Your best clients are someone else’s prospects. It’s an unsettling thought, but it’s important to consider and may help you concentrate on doing things that will enable even greater retention and expansion of client relationships.

By looking at your own practice through the eyes of a competitor, you have the chance to find out where the holes are and plug them before someone else points them out. So, what are some key ways to deepen client relationships over the long term? Start by contemplating these three questions:

1) What is the unique value of your offering?

2) How many different services are you providing?

3) How are you leveraging technology to make relationships stickier?

Value Proposition

The first question to consider is: What is the real value of your offering? Is it more focused on comprehensive wealth planning or investment management? The more investment-focused your firm, the more your competition will offer to do a “second opinion” and drive the focus toward performance and price.

Are your clients aware of the value you provide? Do they know how to articulate it?

In ways both subtle and overt, there are regular opportunities to convey a planning-based approach and the value it provides. For instance, you can use meeting agendas that prioritize goals and wealth planning issues so they are discussed before investment-oriented topics. Frame investment performance in relation to clients’ goals so that that those goals become the true benchmark rather than market indices. This conveys a message about what’s most central to your client relationship.

It’s also a good idea to remind clients of the various ways in which you helped them. Whether it is more intangible value such as coordinating and simplifying their financial lives or more quantifiable in terms of taxes saved or returns increased, articulating these things periodically can reinforce value that is easily forgotten in a client’s eyes.

Number of Services

We’ve probably all seen statistics, particularly from larger financial institutions like banks, about how client retention rates increase over the long term as their use of different services increases. Even if you don’t like the idea of “cross-selling” because of its product-oriented implications, the underlying concept is still applicable. As the number of products and services used by a client increases, their loyalty to the organization increases.

For your best client relationships, do as many of the following as appropriate – either internally or partnering with external specialists to execute:

·        Reviewing estate documents and potentially serving as corporate trustee

·        Reviewing life insurance policies to recommend keeping, replacing, or repurposing

·        Reviewing 401k plans to assess costs, liabilities, and benchmark against similar size plans

·        Providing business valuations and helping to maximize business value

·        Providing income tax planning advice and tax preparation if appropriate

An advisor selling against you is going to try to identify gaps in your clients’ plans. By proactively involving (internal and/or external) partners and utilizing their specialized expertise, you can identify those gaps, find needs, and spot opportunities.

Client-Centric Technology

Are you leveraging technology to make relationships stickier and your business more efficient? We hear a lot about different barriers to entry; what about the barriers to exit? One of the benefits of a system like eMoney is that, when it is fully utilized as a client portal, it can be a great client retention tool.

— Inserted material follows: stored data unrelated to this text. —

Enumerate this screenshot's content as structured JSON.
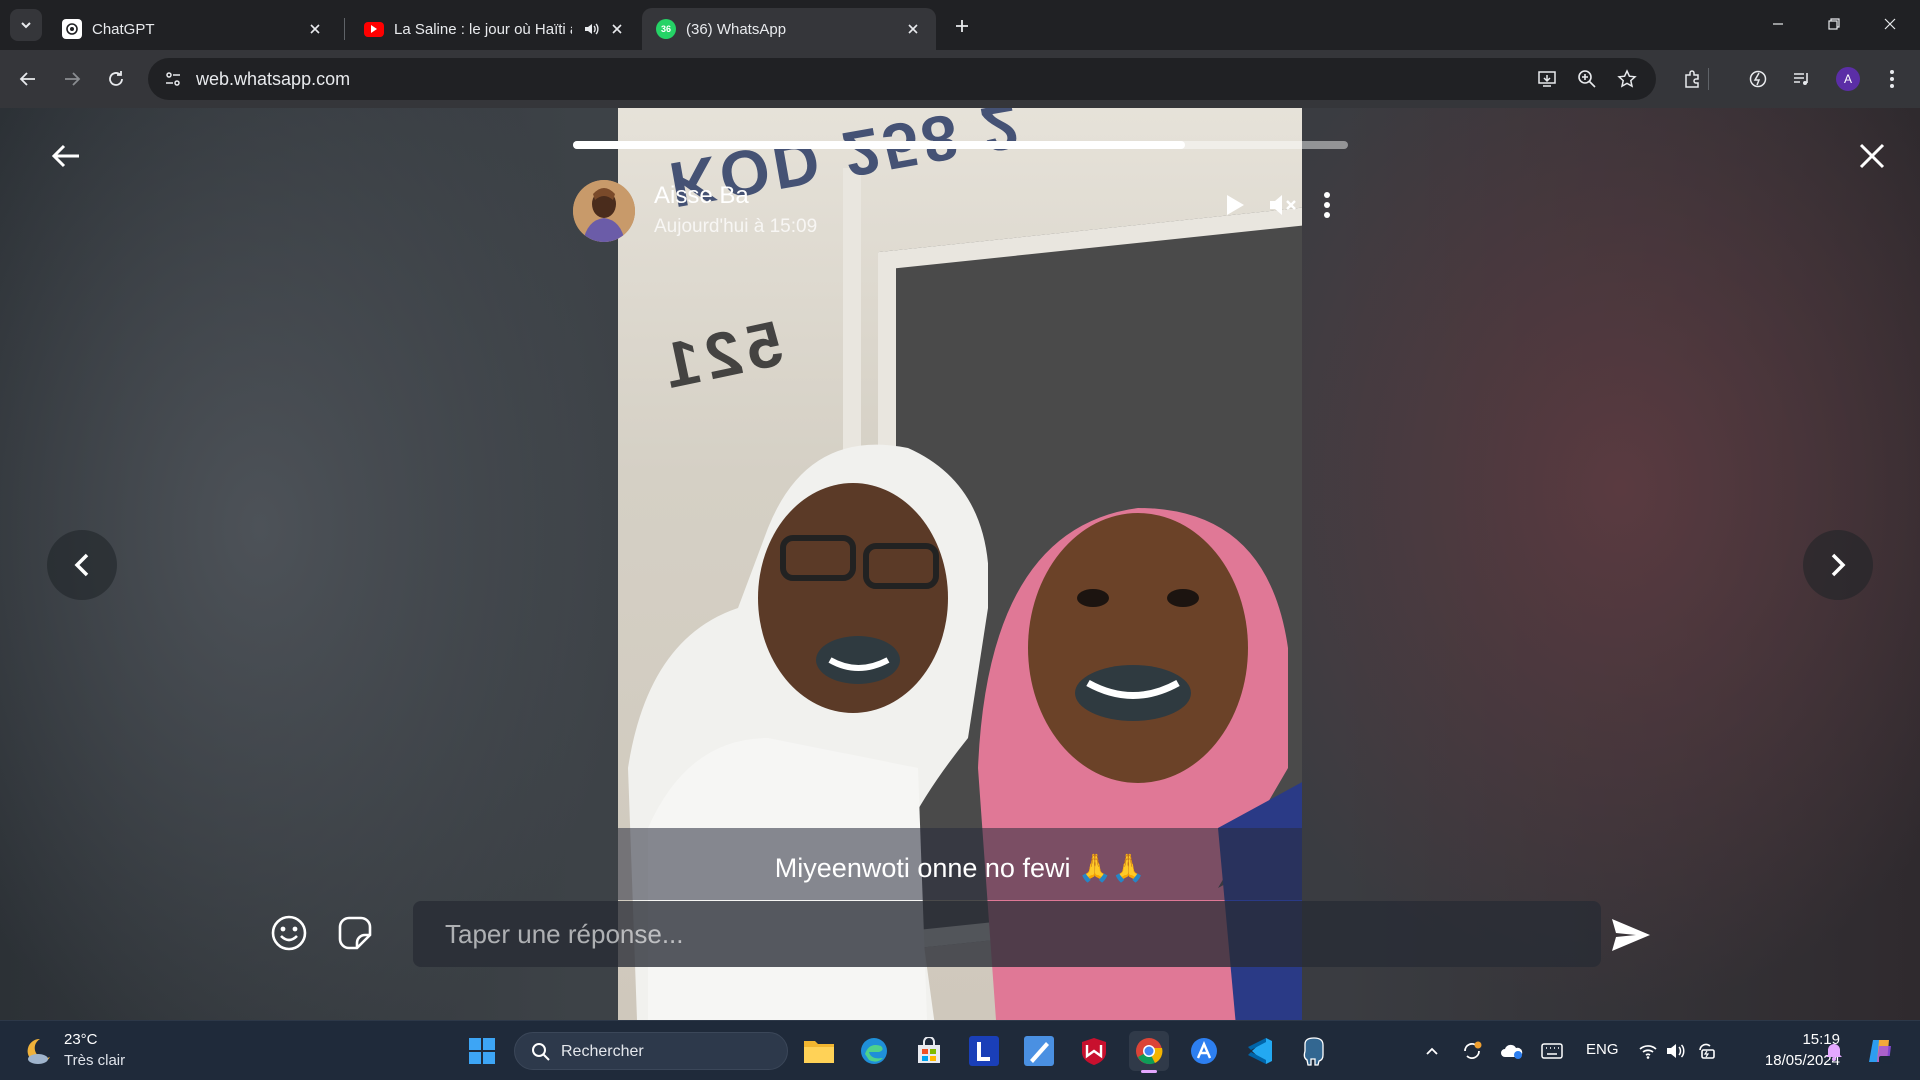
{
  "browser": {
    "tabs": [
      {
        "title": "ChatGPT",
        "active": false
      },
      {
        "title": "La Saline : le jour où Haïti a",
        "active": false,
        "audio": true
      },
      {
        "title": "(36) WhatsApp",
        "active": true,
        "badge": "36"
      }
    ],
    "url": "web.whatsapp.com",
    "profile_initial": "A",
    "accent": "#5b2ea6"
  },
  "status": {
    "contact_name": "Aisse Ba",
    "timestamp": "Aujourd'hui à 15:09",
    "progress": 0.79,
    "caption": "Miyeenwoti onne no fewi 🙏🙏",
    "reply_placeholder": "Taper une réponse..."
  },
  "taskbar": {
    "weather_temp": "23°C",
    "weather_desc": "Très clair",
    "search_label": "Rechercher",
    "language": "ENG",
    "time": "15:19",
    "date": "18/05/2024"
  }
}
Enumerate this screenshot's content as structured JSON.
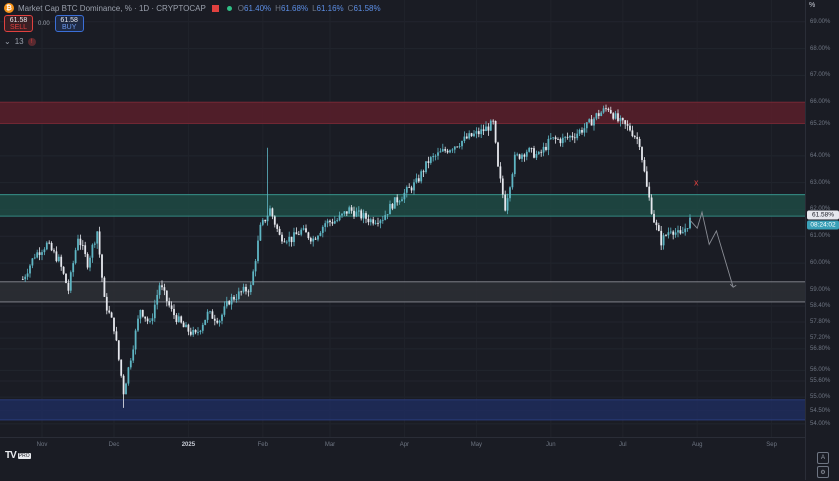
{
  "header": {
    "symbol_badge": "₿",
    "title": "Market Cap BTC Dominance, %",
    "interval": "1D",
    "exchange": "CRYPTOCAP",
    "ohlc": {
      "o_label": "O",
      "o": "61.40%",
      "h_label": "H",
      "h": "61.68%",
      "l_label": "L",
      "l": "61.16%",
      "c_label": "C",
      "c": "61.58%"
    },
    "sell_price": "61.58",
    "sell_label": "SELL",
    "spread": "0.00",
    "buy_price": "61.58",
    "buy_label": "BUY",
    "indicator_toggle": "⌄",
    "indicator_count": "13",
    "alert_badge": "!"
  },
  "axis": {
    "unit_button": "%",
    "current_price": "61.58%",
    "countdown": "08:24:02",
    "logo_text": "TV",
    "logo_badge": "PRO"
  },
  "colors": {
    "background": "#1a1c24",
    "up_candle": "#5fb6c4",
    "down_candle": "#e6e8ee",
    "supply_zone": "#5a1e2a",
    "demand_zone": "#1f4a44",
    "neutral_zone": "#2d2f35",
    "bottom_zone": "#1e2c5c",
    "marker": "#e0413f"
  },
  "chart_data": {
    "type": "candlestick",
    "title": "Market Cap BTC Dominance, %",
    "xlabel": "",
    "ylabel": "",
    "ylim": [
      53.55,
      69.7
    ],
    "y_ticks": [
      "69.00%",
      "68.00%",
      "67.00%",
      "66.00%",
      "65.20%",
      "64.00%",
      "63.00%",
      "62.00%",
      "61.00%",
      "60.00%",
      "59.00%",
      "58.40%",
      "57.80%",
      "57.20%",
      "56.80%",
      "56.00%",
      "55.60%",
      "55.00%",
      "54.50%",
      "54.00%"
    ],
    "x_ticks": [
      "Nov",
      "Dec",
      "2025",
      "Feb",
      "Mar",
      "Apr",
      "May",
      "Jun",
      "Jul",
      "Aug",
      "Sep"
    ],
    "zones": [
      {
        "name": "supply",
        "from": 65.2,
        "to": 66.0
      },
      {
        "name": "demand",
        "from": 61.75,
        "to": 62.55
      },
      {
        "name": "support",
        "from": 58.55,
        "to": 59.3
      },
      {
        "name": "bottom",
        "from": 54.15,
        "to": 54.9
      }
    ],
    "price_path": [
      [
        "2024-10-24",
        59.4
      ],
      [
        "2024-10-29",
        60.3
      ],
      [
        "2024-11-03",
        60.7
      ],
      [
        "2024-11-08",
        60.1
      ],
      [
        "2024-11-12",
        59.0
      ],
      [
        "2024-11-16",
        61.0
      ],
      [
        "2024-11-20",
        60.0
      ],
      [
        "2024-11-24",
        61.2
      ],
      [
        "2024-11-27",
        58.6
      ],
      [
        "2024-12-01",
        57.6
      ],
      [
        "2024-12-05",
        55.2
      ],
      [
        "2024-12-08",
        56.5
      ],
      [
        "2024-12-12",
        58.3
      ],
      [
        "2024-12-16",
        57.7
      ],
      [
        "2024-12-20",
        59.2
      ],
      [
        "2024-12-25",
        58.2
      ],
      [
        "2024-12-30",
        57.6
      ],
      [
        "2025-01-04",
        57.3
      ],
      [
        "2025-01-09",
        58.1
      ],
      [
        "2025-01-14",
        57.9
      ],
      [
        "2025-01-18",
        58.6
      ],
      [
        "2025-01-23",
        58.9
      ],
      [
        "2025-01-27",
        59.1
      ],
      [
        "2025-01-31",
        61.3
      ],
      [
        "2025-02-04",
        62.0
      ],
      [
        "2025-02-08",
        61.0
      ],
      [
        "2025-02-13",
        60.9
      ],
      [
        "2025-02-17",
        61.2
      ],
      [
        "2025-02-22",
        60.9
      ],
      [
        "2025-02-27",
        61.5
      ],
      [
        "2025-03-04",
        61.6
      ],
      [
        "2025-03-09",
        62.0
      ],
      [
        "2025-03-13",
        61.8
      ],
      [
        "2025-03-18",
        61.6
      ],
      [
        "2025-03-23",
        61.7
      ],
      [
        "2025-03-27",
        62.2
      ],
      [
        "2025-04-01",
        62.6
      ],
      [
        "2025-04-06",
        63.0
      ],
      [
        "2025-04-11",
        63.8
      ],
      [
        "2025-04-16",
        64.1
      ],
      [
        "2025-04-22",
        64.4
      ],
      [
        "2025-04-28",
        64.7
      ],
      [
        "2025-05-03",
        64.9
      ],
      [
        "2025-05-08",
        65.2
      ],
      [
        "2025-05-10",
        63.5
      ],
      [
        "2025-05-13",
        62.1
      ],
      [
        "2025-05-17",
        63.9
      ],
      [
        "2025-05-22",
        64.2
      ],
      [
        "2025-05-27",
        64.0
      ],
      [
        "2025-06-01",
        64.6
      ],
      [
        "2025-06-06",
        64.6
      ],
      [
        "2025-06-11",
        64.8
      ],
      [
        "2025-06-16",
        65.1
      ],
      [
        "2025-06-20",
        65.5
      ],
      [
        "2025-06-25",
        65.8
      ],
      [
        "2025-06-29",
        65.3
      ],
      [
        "2025-07-04",
        65.0
      ],
      [
        "2025-07-08",
        64.5
      ],
      [
        "2025-07-11",
        62.8
      ],
      [
        "2025-07-14",
        61.6
      ],
      [
        "2025-07-17",
        60.8
      ],
      [
        "2025-07-21",
        61.3
      ],
      [
        "2025-07-25",
        61.0
      ],
      [
        "2025-07-29",
        61.6
      ]
    ],
    "projection": [
      [
        "2025-07-29",
        61.6
      ],
      [
        "2025-08-01",
        61.3
      ],
      [
        "2025-08-03",
        61.9
      ],
      [
        "2025-08-06",
        60.7
      ],
      [
        "2025-08-09",
        61.2
      ],
      [
        "2025-08-16",
        59.1
      ]
    ],
    "marker": {
      "label": "x",
      "date": "2025-07-29",
      "value": 63.0
    }
  }
}
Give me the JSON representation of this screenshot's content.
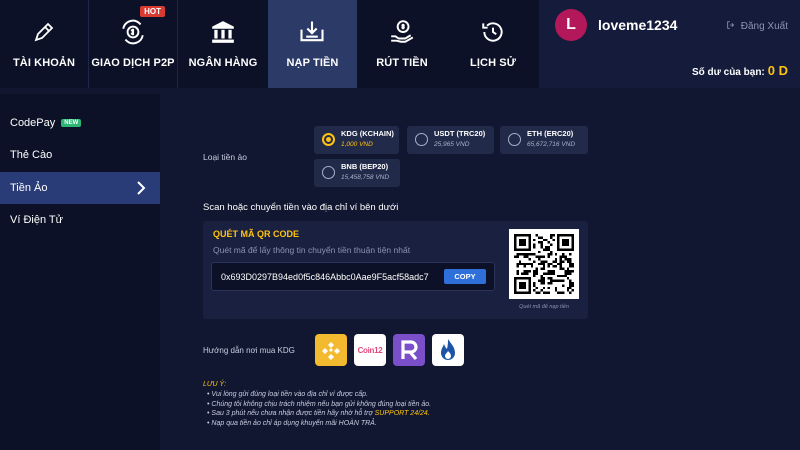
{
  "nav": {
    "items": [
      {
        "label": "TÀI KHOẢN",
        "icon": "pen-icon"
      },
      {
        "label": "GIAO DỊCH P2P",
        "icon": "p2p-exchange-icon",
        "badge": "HOT"
      },
      {
        "label": "NGÂN HÀNG",
        "icon": "bank-icon"
      },
      {
        "label": "NẠP TIỀN",
        "icon": "deposit-icon",
        "active": true
      },
      {
        "label": "RÚT TIỀN",
        "icon": "withdraw-icon"
      },
      {
        "label": "LỊCH SỬ",
        "icon": "history-icon"
      }
    ]
  },
  "user": {
    "avatar_letter": "L",
    "name": "loveme1234",
    "logout": "Đăng Xuất",
    "balance_label": "Số dư của bạn:",
    "balance_value": "0 D"
  },
  "sidebar": {
    "items": [
      {
        "label": "CodePay",
        "badge": "NEW"
      },
      {
        "label": "Thẻ Cào"
      },
      {
        "label": "Tiền Ảo",
        "active": true
      },
      {
        "label": "Ví Điện Tử"
      }
    ]
  },
  "main": {
    "coin_type_label": "Loại tiền ảo",
    "coins": [
      {
        "name": "KDG (KCHAIN)",
        "price": "1,000 VND",
        "selected": true
      },
      {
        "name": "USDT (TRC20)",
        "price": "25,965 VND"
      },
      {
        "name": "ETH (ERC20)",
        "price": "65,672,716 VND"
      },
      {
        "name": "BNB (BEP20)",
        "price": "15,458,758 VND"
      }
    ],
    "scan_text": "Scan hoặc chuyển tiền vào địa chỉ ví bên dưới",
    "qr_title": "QUÉT MÃ QR CODE",
    "qr_desc": "Quét mã để lấy thông tin chuyển tiền thuận tiện nhất",
    "address": "0x693D0297B94ed0f5c846Abbc0Aae9F5acf58adc7",
    "copy_label": "COPY",
    "qr_caption": "Quét mã để nạp tiền",
    "guide_label": "Hướng dẫn nơi mua KDG",
    "exchanges": [
      "binance-logo",
      "coin12-logo",
      "r-exchange-logo",
      "huobi-logo"
    ],
    "exchange_text": {
      "coin12": "Coin12"
    },
    "note_title": "LƯU Ý:",
    "notes": [
      "Vui lòng gửi đúng loại tiền vào địa chỉ ví được cấp.",
      "Chúng tôi không chịu trách nhiệm nếu bạn gửi không đúng loại tiền ảo.",
      "Sau 3 phút nếu chưa nhận được tiền hãy nhờ hỗ trợ ",
      "Nạp qua tiền ảo chỉ áp dụng khuyến mãi HOÀN TRẢ."
    ],
    "support_link": "SUPPORT 24/24."
  },
  "colors": {
    "accent": "#ffc30f",
    "active_nav": "#2b3a67",
    "background": "#111731",
    "copy_button": "#2f6fda"
  }
}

We are all naturally resistant to change, and clients are certainly no different. It is typically hard for a client to change advisors, but even more difficult if all of their accounts (bank accounts, investment accounts, insurance policies, and mortgages) are linked into one system which updates on a daily basis and feeds into their financial plan so that it is truly a “living document”.

The odds of a client leaving decrease even further if all of their important documents – tax returns, estate documents, account statements, even passports – are all aggregated and electronically available in one centralized location in the same system. Clients who have their entire financial lives at their finger-tips, accessible at any time and connected to their goals through a comprehensive financial planning program will be much more likely to withstand periods of disappointing investment results.


As advisors, we are all going to experience challenging periods of time with client relationships: investments underperform, mistakes are made, and service may lag on occasions. The question is what are you doing to raise the barriers to exit? Are you creating so much value that it makes it much more difficult to leave? 

Addressing the issues above will help you increase loyalty and improve the odds that you have clients for life. It will ensure the futility of any competitors’ attempts to poke holes in the service provided to your clients.